More than a few decades ago, the family dynamic was a slightly simpler than it is today. Father earned a fair wage working Monday through Friday, while Mother stayed home to tend to the children and the home. Dinner was served at six, the children were in bed by eight, the bills were paid and even the family dog was content. Fast forward to current times; in most cases, both Mom and Dad have to work to pay for the mortgage, the car, the cell phone bills, and don’t forget about the college savings! Children tend to spend more time at school or daycare than they do in their homes, and Mr. Fluffers has seen many a lonely day. It’s no wonder that many parents are beginning to bring their children to the office with them. For some, there are no other options.

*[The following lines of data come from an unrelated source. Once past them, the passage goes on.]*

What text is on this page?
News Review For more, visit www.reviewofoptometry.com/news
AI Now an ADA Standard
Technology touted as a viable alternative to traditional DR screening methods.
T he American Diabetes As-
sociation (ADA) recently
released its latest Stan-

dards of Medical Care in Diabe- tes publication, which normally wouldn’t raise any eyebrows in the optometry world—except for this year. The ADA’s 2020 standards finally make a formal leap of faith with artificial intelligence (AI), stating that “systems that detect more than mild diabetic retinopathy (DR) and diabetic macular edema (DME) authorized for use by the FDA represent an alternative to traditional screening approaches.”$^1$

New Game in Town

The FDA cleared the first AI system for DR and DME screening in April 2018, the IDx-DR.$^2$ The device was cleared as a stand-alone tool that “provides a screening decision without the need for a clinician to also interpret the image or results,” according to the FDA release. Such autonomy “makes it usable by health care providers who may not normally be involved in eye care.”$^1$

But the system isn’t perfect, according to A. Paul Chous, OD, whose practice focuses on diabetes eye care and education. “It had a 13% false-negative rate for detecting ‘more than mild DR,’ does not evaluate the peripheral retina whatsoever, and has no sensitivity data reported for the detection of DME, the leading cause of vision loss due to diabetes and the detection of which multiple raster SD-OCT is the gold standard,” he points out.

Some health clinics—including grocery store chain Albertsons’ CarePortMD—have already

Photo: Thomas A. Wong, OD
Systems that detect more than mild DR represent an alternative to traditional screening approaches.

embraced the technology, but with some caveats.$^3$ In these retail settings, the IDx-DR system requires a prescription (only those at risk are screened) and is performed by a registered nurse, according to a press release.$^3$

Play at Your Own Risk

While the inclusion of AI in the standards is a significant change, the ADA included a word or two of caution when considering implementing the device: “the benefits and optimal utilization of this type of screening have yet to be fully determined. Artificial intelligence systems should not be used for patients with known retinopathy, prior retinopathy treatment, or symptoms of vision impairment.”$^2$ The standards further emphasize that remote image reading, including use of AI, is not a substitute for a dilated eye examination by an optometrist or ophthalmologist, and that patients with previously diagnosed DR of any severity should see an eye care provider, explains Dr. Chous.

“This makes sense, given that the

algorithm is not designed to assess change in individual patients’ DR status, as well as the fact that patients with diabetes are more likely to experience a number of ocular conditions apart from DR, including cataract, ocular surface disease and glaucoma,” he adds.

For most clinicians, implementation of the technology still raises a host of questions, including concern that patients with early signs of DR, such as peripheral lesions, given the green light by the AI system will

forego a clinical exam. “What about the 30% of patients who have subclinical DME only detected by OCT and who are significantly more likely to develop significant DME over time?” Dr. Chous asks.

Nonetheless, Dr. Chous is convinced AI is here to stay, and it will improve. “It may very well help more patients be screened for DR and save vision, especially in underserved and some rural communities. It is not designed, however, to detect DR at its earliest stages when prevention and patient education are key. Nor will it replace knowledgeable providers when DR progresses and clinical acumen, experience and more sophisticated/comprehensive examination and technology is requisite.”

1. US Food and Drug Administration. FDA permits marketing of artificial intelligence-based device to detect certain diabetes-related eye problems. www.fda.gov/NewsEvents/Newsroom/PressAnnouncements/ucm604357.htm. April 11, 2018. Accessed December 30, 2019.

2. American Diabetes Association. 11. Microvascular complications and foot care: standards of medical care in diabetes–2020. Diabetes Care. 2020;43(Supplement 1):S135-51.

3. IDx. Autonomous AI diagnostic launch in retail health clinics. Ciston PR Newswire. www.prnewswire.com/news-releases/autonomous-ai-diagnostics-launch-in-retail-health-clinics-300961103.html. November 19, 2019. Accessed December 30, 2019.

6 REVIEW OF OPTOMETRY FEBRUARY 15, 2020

Safety First: This goes without saying, but survey your surroundings. Most offices are relatively safe for a child but you certainly don’t want to take any chances. Things that may seem harmless to an adult can spell danger for a kid. Loose wires running from the fax machine to the outlet, lamp cords, phone and network cables in conspicuous places; these can be trip hazards for most children and strangulation or electrocution hazards for the younger bunch if a keen eye isn’t kept. Offer to solve these problems for your employer with some inexpensive cord covers and wire management products; he just might appreciate your initiative. Keep scissors and staplers off of your desktop; even tape dispensers can harm little hands. Most importantly, remember: what appears to be a boring battery back-up to a grown-up looks like a fun toy with lights and beeping noises to a toddler, so make sure your child never has access to underneath your desk, or any other area where power may be run. Also on the No list are shredders, pencil sharpeners, envelope openers, permanent and dry erase markers, boxes of staples, ink/toner cartridges, desktop cleaning wipes/sprays, and air dusters.

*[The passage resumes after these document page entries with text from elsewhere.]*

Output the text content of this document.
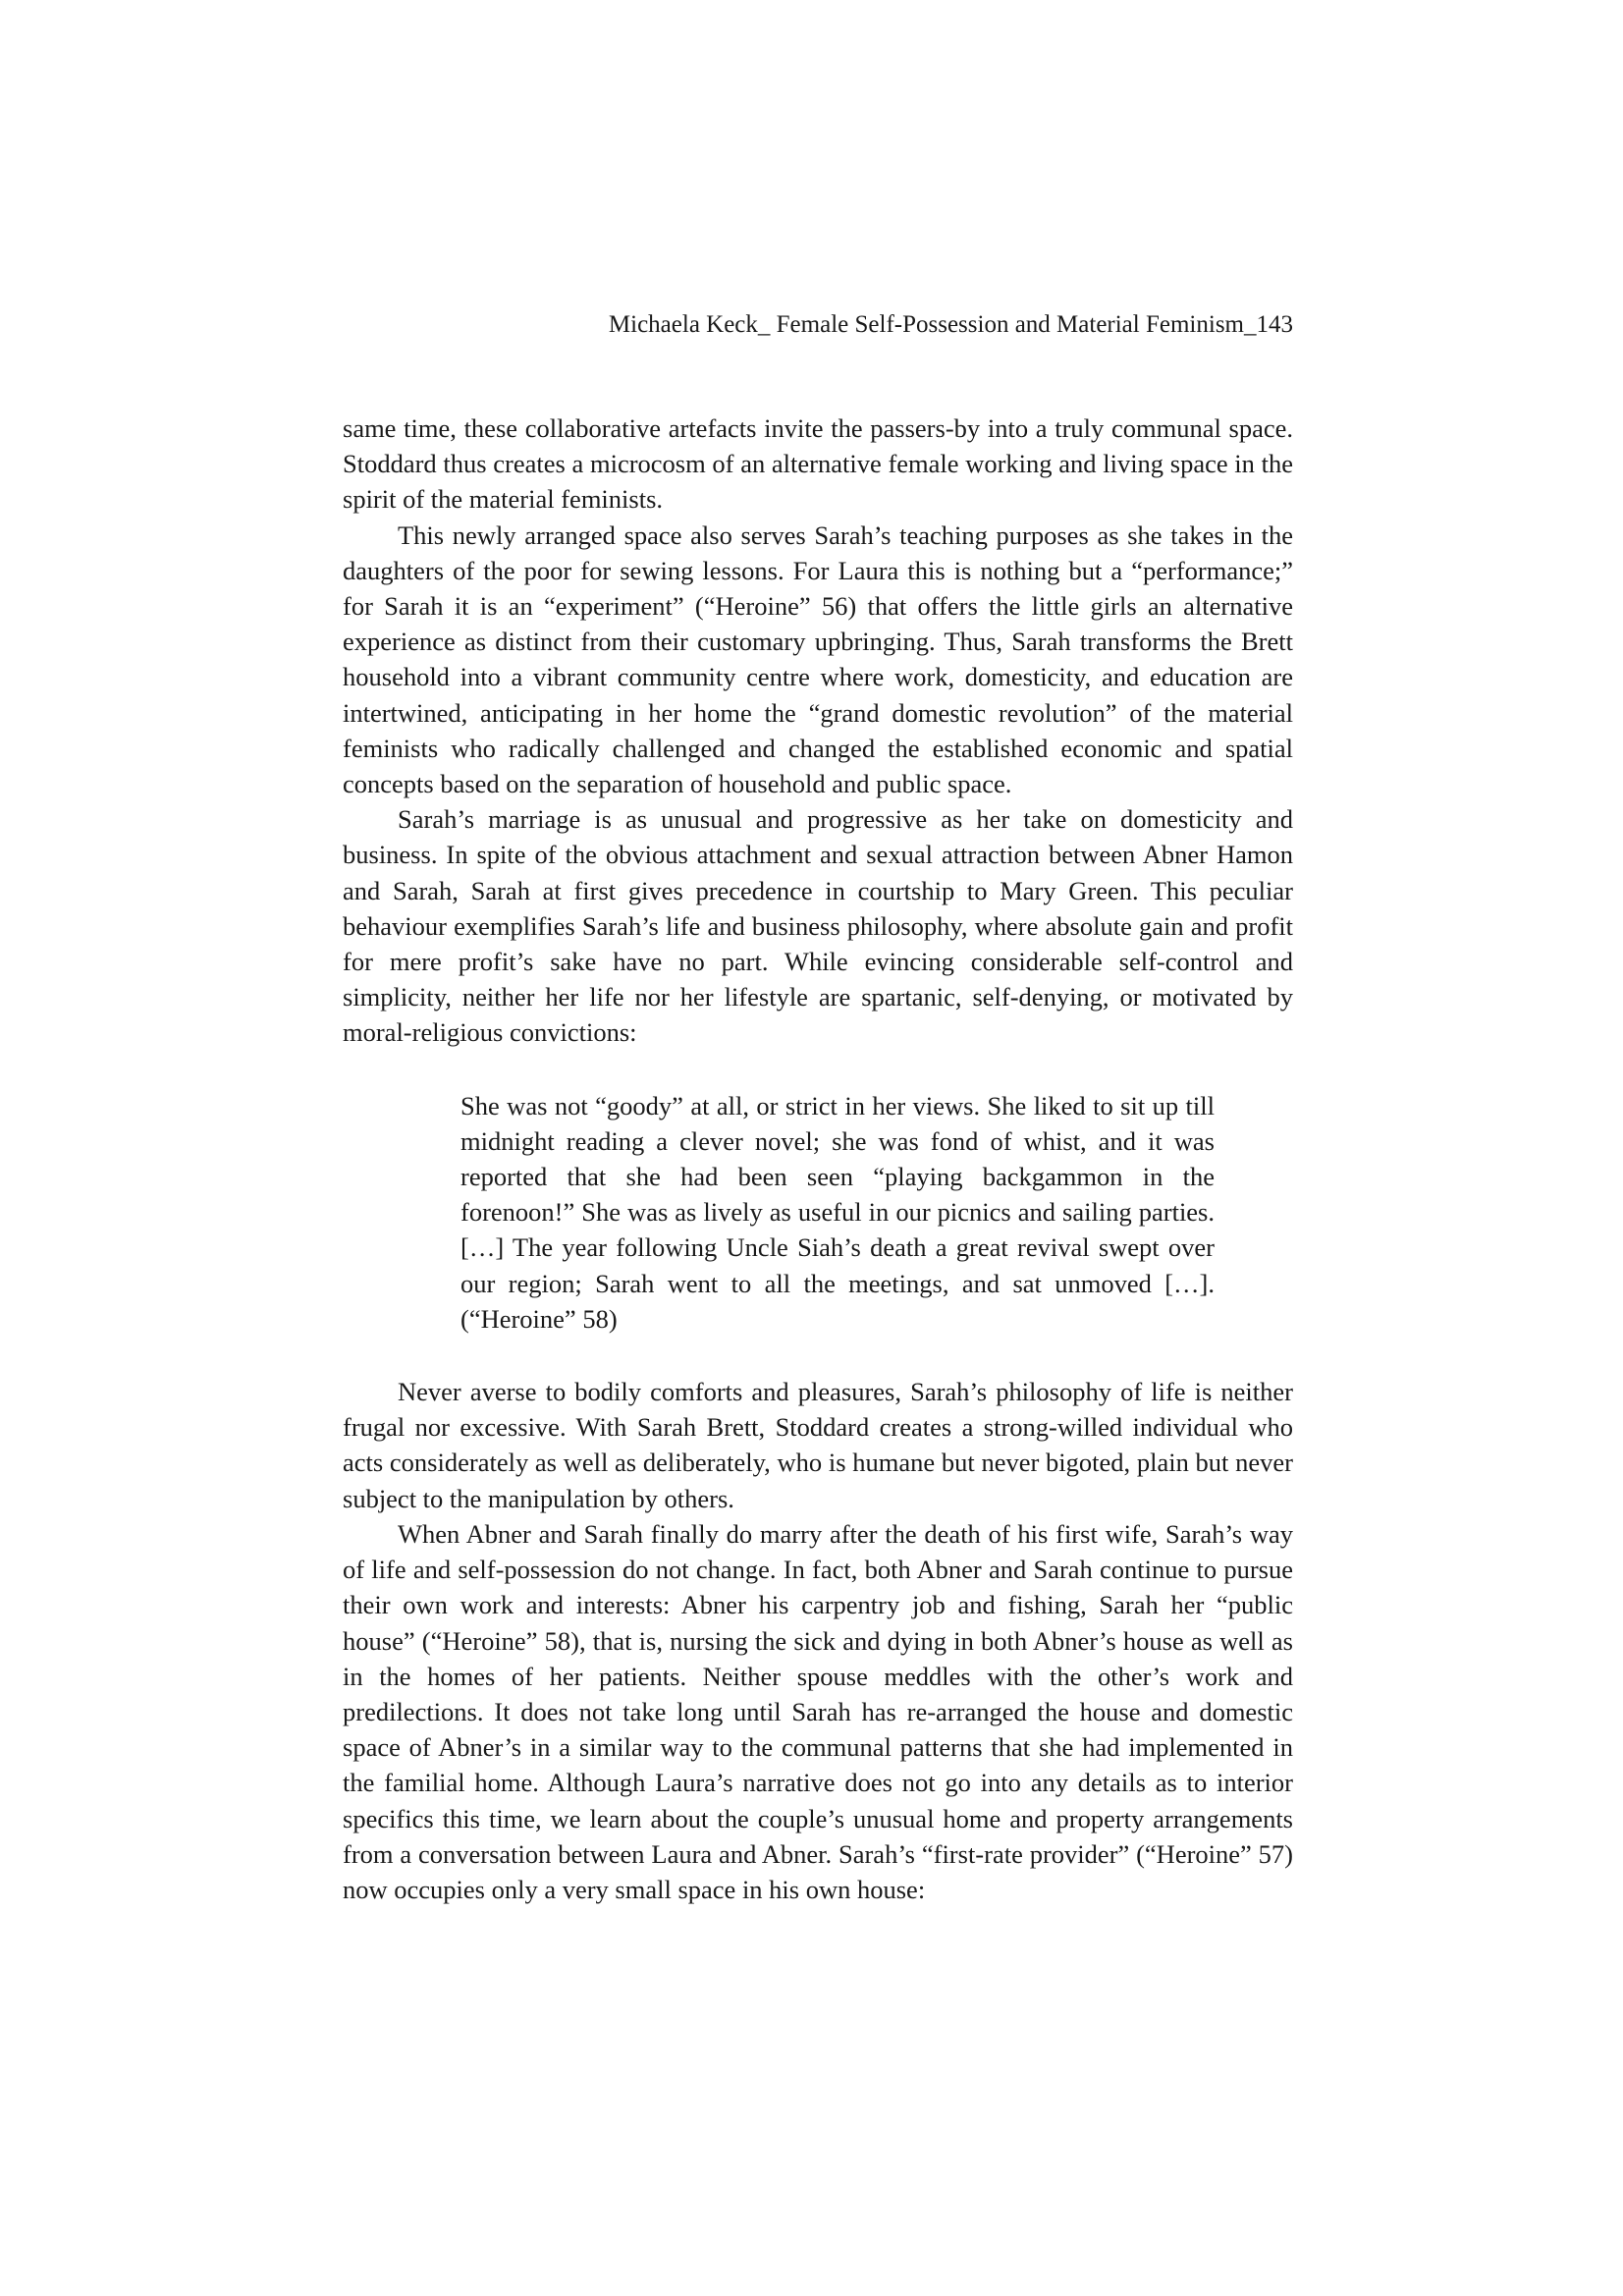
Michaela Keck_ Female Self-Possession and Material Feminism_143

same time, these collaborative artefacts invite the passers-by into a truly communal space. Stoddard thus creates a microcosm of an alternative female working and living space in the spirit of the material feminists.

This newly arranged space also serves Sarah’s teaching purposes as she takes in the daughters of the poor for sewing lessons. For Laura this is nothing but a “performance;” for Sarah it is an “experiment” (“Heroine” 56) that offers the little girls an alternative experience as distinct from their customary upbringing. Thus, Sarah transforms the Brett household into a vibrant community centre where work, domesticity, and education are intertwined, anticipating in her home the “grand domestic revolution” of the material feminists who radically challenged and changed the established economic and spatial concepts based on the separation of household and public space.

Sarah’s marriage is as unusual and progressive as her take on domesticity and business. In spite of the obvious attachment and sexual attraction between Abner Hamon and Sarah, Sarah at first gives precedence in courtship to Mary Green. This peculiar behaviour exemplifies Sarah’s life and business philosophy, where absolute gain and profit for mere profit’s sake have no part. While evincing considerable self-control and simplicity, neither her life nor her lifestyle are spartanic, self-denying, or motivated by moral-religious convictions:

She was not “goody” at all, or strict in her views. She liked to sit up till midnight reading a clever novel; she was fond of whist, and it was reported that she had been seen “playing backgammon in the forenoon!” She was as lively as useful in our picnics and sailing parties. […] The year following Uncle Siah’s death a great revival swept over our region; Sarah went to all the meetings, and sat unmoved […]. (“Heroine” 58)

Never averse to bodily comforts and pleasures, Sarah’s philosophy of life is neither frugal nor excessive. With Sarah Brett, Stoddard creates a strong-willed individual who acts considerately as well as deliberately, who is humane but never bigoted, plain but never subject to the manipulation by others.

When Abner and Sarah finally do marry after the death of his first wife, Sarah’s way of life and self-possession do not change. In fact, both Abner and Sarah continue to pursue their own work and interests: Abner his carpentry job and fishing, Sarah her “public house” (“Heroine” 58), that is, nursing the sick and dying in both Abner’s house as well as in the homes of her patients. Neither spouse meddles with the other’s work and predilections. It does not take long until Sarah has re-arranged the house and domestic space of Abner’s in a similar way to the communal patterns that she had implemented in the familial home. Although Laura’s narrative does not go into any details as to interior specifics this time, we learn about the couple’s unusual home and property arrangements from a conversation between Laura and Abner. Sarah’s “first-rate provider” (“Heroine” 57) now occupies only a very small space in his own house:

They work hard for the money: If your child is a little older, around six years and up, you may be surprised at how helpful they can be. Go ahead and create a job description for your child. For example, if your child is on the younger side, you can explain to them that their responsibilies include taking scrap paper to the recycle bin, sorting your paper clips by color or size, or ‘pretend filing’. For an older child, you may want to type up their tasks, which could include alphabetizing files, transcribing notes, distributing memos, or other age-appropriate tasks. To really please them, you can offer them their ‘paycheck’ after a hard day of work, whether it is a crisp $10 bill or a tasty treat.